Builders and archaeologists sometimes comes across old shoes (usually just one of a pair*) which have been deliberately hidden in inaccessible places in the fabric of old buildings. Under floorboards, behind bricked-up fireplaces etc etc. But why were they put there? A number of scholars have provided possible answers . . . The most recent academic paper being from Dr Ceri Houlbrook (University of Hertfordshire, United Kingdom) and Rebecca Shawcross (Senior shoe curator at the Northamptonshire Museum & Art Gallery, UK). It’s published in Material Religion : The Journal of Objects, Art and Belief, Volume 14, 2018 – Issue 2. See: ‘Revealing the Ritually Concealed: Custodians, Conservators, and the Concealed Shoe’ [24 hours to view or download: £32.00]
“Concealed shoes are footwear purposely concealed within domestic buildings. The motivations behind their concealments are unknown to us, but the prominent theory suggests that shoes were employed as apotropaic (evil-averting) devices.”
So could it be, for example, that the footwear-hiders thought that the shoes could act as ‘Lightning Conductors’ to distract malevolent supernatural threats?
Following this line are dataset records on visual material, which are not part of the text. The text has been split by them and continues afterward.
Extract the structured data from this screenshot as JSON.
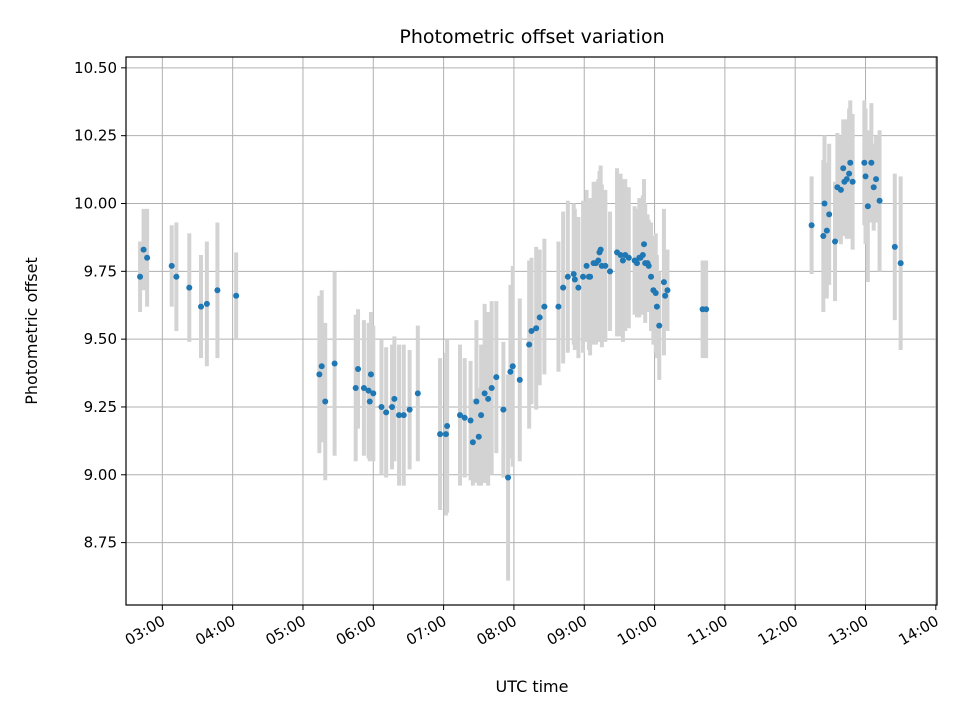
{
  "chart_data": {
    "type": "scatter",
    "title": "Photometric offset variation",
    "xlabel": "UTC time",
    "ylabel": "Photometric offset",
    "x_axis": "time-of-day",
    "xlim": [
      "02:29",
      "14:01"
    ],
    "ylim": [
      8.52,
      10.54
    ],
    "x_ticks": [
      "03:00",
      "04:00",
      "05:00",
      "06:00",
      "07:00",
      "08:00",
      "09:00",
      "10:00",
      "11:00",
      "12:00",
      "13:00",
      "14:00"
    ],
    "y_ticks": [
      "8.75",
      "9.00",
      "9.25",
      "9.50",
      "9.75",
      "10.00",
      "10.25",
      "10.50"
    ],
    "grid": true,
    "marker_color": "#1f77b4",
    "errorbar_color": "#d3d3d3",
    "series": [
      {
        "points": [
          {
            "t": "02:41",
            "y": 9.73,
            "err": 0.13
          },
          {
            "t": "02:44",
            "y": 9.83,
            "err": 0.15
          },
          {
            "t": "02:47",
            "y": 9.8,
            "err": 0.18
          },
          {
            "t": "03:08",
            "y": 9.77,
            "err": 0.15
          },
          {
            "t": "03:12",
            "y": 9.73,
            "err": 0.2
          },
          {
            "t": "03:23",
            "y": 9.69,
            "err": 0.2
          },
          {
            "t": "03:33",
            "y": 9.62,
            "err": 0.19
          },
          {
            "t": "03:38",
            "y": 9.63,
            "err": 0.23
          },
          {
            "t": "03:47",
            "y": 9.68,
            "err": 0.25
          },
          {
            "t": "04:03",
            "y": 9.66,
            "err": 0.16
          },
          {
            "t": "05:14",
            "y": 9.37,
            "err": 0.29
          },
          {
            "t": "05:16",
            "y": 9.4,
            "err": 0.28
          },
          {
            "t": "05:19",
            "y": 9.27,
            "err": 0.29
          },
          {
            "t": "05:27",
            "y": 9.41,
            "err": 0.34
          },
          {
            "t": "05:45",
            "y": 9.32,
            "err": 0.27
          },
          {
            "t": "05:47",
            "y": 9.39,
            "err": 0.22
          },
          {
            "t": "05:52",
            "y": 9.32,
            "err": 0.25
          },
          {
            "t": "05:56",
            "y": 9.31,
            "err": 0.25
          },
          {
            "t": "05:57",
            "y": 9.27,
            "err": 0.22
          },
          {
            "t": "05:58",
            "y": 9.37,
            "err": 0.23
          },
          {
            "t": "06:00",
            "y": 9.3,
            "err": 0.25
          },
          {
            "t": "06:07",
            "y": 9.25,
            "err": 0.25
          },
          {
            "t": "06:11",
            "y": 9.23,
            "err": 0.24
          },
          {
            "t": "06:16",
            "y": 9.25,
            "err": 0.23
          },
          {
            "t": "06:18",
            "y": 9.28,
            "err": 0.23
          },
          {
            "t": "06:22",
            "y": 9.22,
            "err": 0.26
          },
          {
            "t": "06:26",
            "y": 9.22,
            "err": 0.26
          },
          {
            "t": "06:31",
            "y": 9.24,
            "err": 0.22
          },
          {
            "t": "06:38",
            "y": 9.3,
            "err": 0.25
          },
          {
            "t": "06:57",
            "y": 9.15,
            "err": 0.28
          },
          {
            "t": "07:02",
            "y": 9.15,
            "err": 0.3
          },
          {
            "t": "07:03",
            "y": 9.18,
            "err": 0.32
          },
          {
            "t": "07:14",
            "y": 9.22,
            "err": 0.26
          },
          {
            "t": "07:18",
            "y": 9.21,
            "err": 0.22
          },
          {
            "t": "07:23",
            "y": 9.2,
            "err": 0.22
          },
          {
            "t": "07:25",
            "y": 9.12,
            "err": 0.16
          },
          {
            "t": "07:28",
            "y": 9.27,
            "err": 0.3
          },
          {
            "t": "07:30",
            "y": 9.14,
            "err": 0.18
          },
          {
            "t": "07:32",
            "y": 9.22,
            "err": 0.26
          },
          {
            "t": "07:35",
            "y": 9.3,
            "err": 0.33
          },
          {
            "t": "07:38",
            "y": 9.28,
            "err": 0.32
          },
          {
            "t": "07:41",
            "y": 9.32,
            "err": 0.32
          },
          {
            "t": "07:45",
            "y": 9.36,
            "err": 0.28
          },
          {
            "t": "07:51",
            "y": 9.24,
            "err": 0.25
          },
          {
            "t": "07:55",
            "y": 8.99,
            "err": 0.38
          },
          {
            "t": "07:57",
            "y": 9.38,
            "err": 0.32
          },
          {
            "t": "07:59",
            "y": 9.4,
            "err": 0.37
          },
          {
            "t": "08:05",
            "y": 9.35,
            "err": 0.3
          },
          {
            "t": "08:13",
            "y": 9.48,
            "err": 0.31
          },
          {
            "t": "08:15",
            "y": 9.53,
            "err": 0.27
          },
          {
            "t": "08:19",
            "y": 9.54,
            "err": 0.3
          },
          {
            "t": "08:22",
            "y": 9.58,
            "err": 0.25
          },
          {
            "t": "08:26",
            "y": 9.62,
            "err": 0.25
          },
          {
            "t": "08:38",
            "y": 9.62,
            "err": 0.24
          },
          {
            "t": "08:42",
            "y": 9.69,
            "err": 0.28
          },
          {
            "t": "08:46",
            "y": 9.73,
            "err": 0.28
          },
          {
            "t": "08:51",
            "y": 9.74,
            "err": 0.26
          },
          {
            "t": "08:52",
            "y": 9.72,
            "err": 0.26
          },
          {
            "t": "08:55",
            "y": 9.69,
            "err": 0.26
          },
          {
            "t": "08:59",
            "y": 9.73,
            "err": 0.28
          },
          {
            "t": "09:02",
            "y": 9.77,
            "err": 0.28
          },
          {
            "t": "09:04",
            "y": 9.73,
            "err": 0.27
          },
          {
            "t": "09:05",
            "y": 9.73,
            "err": 0.29
          },
          {
            "t": "09:08",
            "y": 9.78,
            "err": 0.3
          },
          {
            "t": "09:10",
            "y": 9.78,
            "err": 0.3
          },
          {
            "t": "09:12",
            "y": 9.79,
            "err": 0.3
          },
          {
            "t": "09:13",
            "y": 9.82,
            "err": 0.3
          },
          {
            "t": "09:14",
            "y": 9.83,
            "err": 0.31
          },
          {
            "t": "09:15",
            "y": 9.77,
            "err": 0.3
          },
          {
            "t": "09:18",
            "y": 9.77,
            "err": 0.28
          },
          {
            "t": "09:22",
            "y": 9.75,
            "err": 0.22
          },
          {
            "t": "09:28",
            "y": 9.82,
            "err": 0.31
          },
          {
            "t": "09:31",
            "y": 9.81,
            "err": 0.3
          },
          {
            "t": "09:33",
            "y": 9.79,
            "err": 0.3
          },
          {
            "t": "09:35",
            "y": 9.81,
            "err": 0.28
          },
          {
            "t": "09:38",
            "y": 9.8,
            "err": 0.26
          },
          {
            "t": "09:43",
            "y": 9.79,
            "err": 0.2
          },
          {
            "t": "09:45",
            "y": 9.78,
            "err": 0.2
          },
          {
            "t": "09:47",
            "y": 9.8,
            "err": 0.22
          },
          {
            "t": "09:48",
            "y": 9.8,
            "err": 0.2
          },
          {
            "t": "09:50",
            "y": 9.81,
            "err": 0.22
          },
          {
            "t": "09:51",
            "y": 9.85,
            "err": 0.24
          },
          {
            "t": "09:52",
            "y": 9.78,
            "err": 0.22
          },
          {
            "t": "09:54",
            "y": 9.78,
            "err": 0.18
          },
          {
            "t": "09:55",
            "y": 9.77,
            "err": 0.17
          },
          {
            "t": "09:57",
            "y": 9.73,
            "err": 0.2
          },
          {
            "t": "09:59",
            "y": 9.68,
            "err": 0.2
          },
          {
            "t": "10:01",
            "y": 9.67,
            "err": 0.22
          },
          {
            "t": "10:02",
            "y": 9.62,
            "err": 0.19
          },
          {
            "t": "10:04",
            "y": 9.55,
            "err": 0.2
          },
          {
            "t": "10:08",
            "y": 9.71,
            "err": 0.27
          },
          {
            "t": "10:09",
            "y": 9.66,
            "err": 0.12
          },
          {
            "t": "10:11",
            "y": 9.68,
            "err": 0.15
          },
          {
            "t": "10:41",
            "y": 9.61,
            "err": 0.18
          },
          {
            "t": "10:44",
            "y": 9.61,
            "err": 0.18
          },
          {
            "t": "12:14",
            "y": 9.92,
            "err": 0.18
          },
          {
            "t": "12:24",
            "y": 9.88,
            "err": 0.28
          },
          {
            "t": "12:25",
            "y": 10.0,
            "err": 0.25
          },
          {
            "t": "12:27",
            "y": 9.9,
            "err": 0.25
          },
          {
            "t": "12:29",
            "y": 9.96,
            "err": 0.26
          },
          {
            "t": "12:34",
            "y": 9.86,
            "err": 0.22
          },
          {
            "t": "12:36",
            "y": 10.06,
            "err": 0.2
          },
          {
            "t": "12:39",
            "y": 10.05,
            "err": 0.2
          },
          {
            "t": "12:41",
            "y": 10.13,
            "err": 0.18
          },
          {
            "t": "12:42",
            "y": 10.08,
            "err": 0.2
          },
          {
            "t": "12:44",
            "y": 10.09,
            "err": 0.22
          },
          {
            "t": "12:46",
            "y": 10.11,
            "err": 0.24
          },
          {
            "t": "12:47",
            "y": 10.15,
            "err": 0.23
          },
          {
            "t": "12:49",
            "y": 10.08,
            "err": 0.25
          },
          {
            "t": "12:59",
            "y": 10.15,
            "err": 0.23
          },
          {
            "t": "13:00",
            "y": 10.1,
            "err": 0.25
          },
          {
            "t": "13:02",
            "y": 9.99,
            "err": 0.28
          },
          {
            "t": "13:05",
            "y": 10.15,
            "err": 0.22
          },
          {
            "t": "13:07",
            "y": 10.06,
            "err": 0.16
          },
          {
            "t": "13:09",
            "y": 10.09,
            "err": 0.16
          },
          {
            "t": "13:12",
            "y": 10.01,
            "err": 0.26
          },
          {
            "t": "13:25",
            "y": 9.84,
            "err": 0.27
          },
          {
            "t": "13:30",
            "y": 9.78,
            "err": 0.32
          }
        ]
      }
    ]
  }
}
Such that a malign demon or spirit might think that a shoe is a member of the household, and so mistakenly attack it – subsequently getting trapped inside it?
That’s bearing in mind that it in the past it was widely believed that “evil spirits, fairies, and demons did not like the smell of leather” Ref: MacCulloch, John A. 1910. “Changelings.” In Encyclopaedia of Religion and Ethics 3, edited by James Hastings, Louis H. Gray and John A. Selbie, 358–363. Edinburgh: T. & T. Clark. )
* Further reading: A full access paper in which Dr Ceri Houlbrook explores possible reasons why the shoes tend to found one at a time.
“Drawing on a sample of 100 examples, this paper questions why such shoes were deposited as singles (the present parts), what became of the ‘other shoe’ (the absent part), and how such consideration aids our understanding of this enigmatic custom.”
Cambridge Archaeological Journal, Vol. 27 (2): 261-274, December 2016.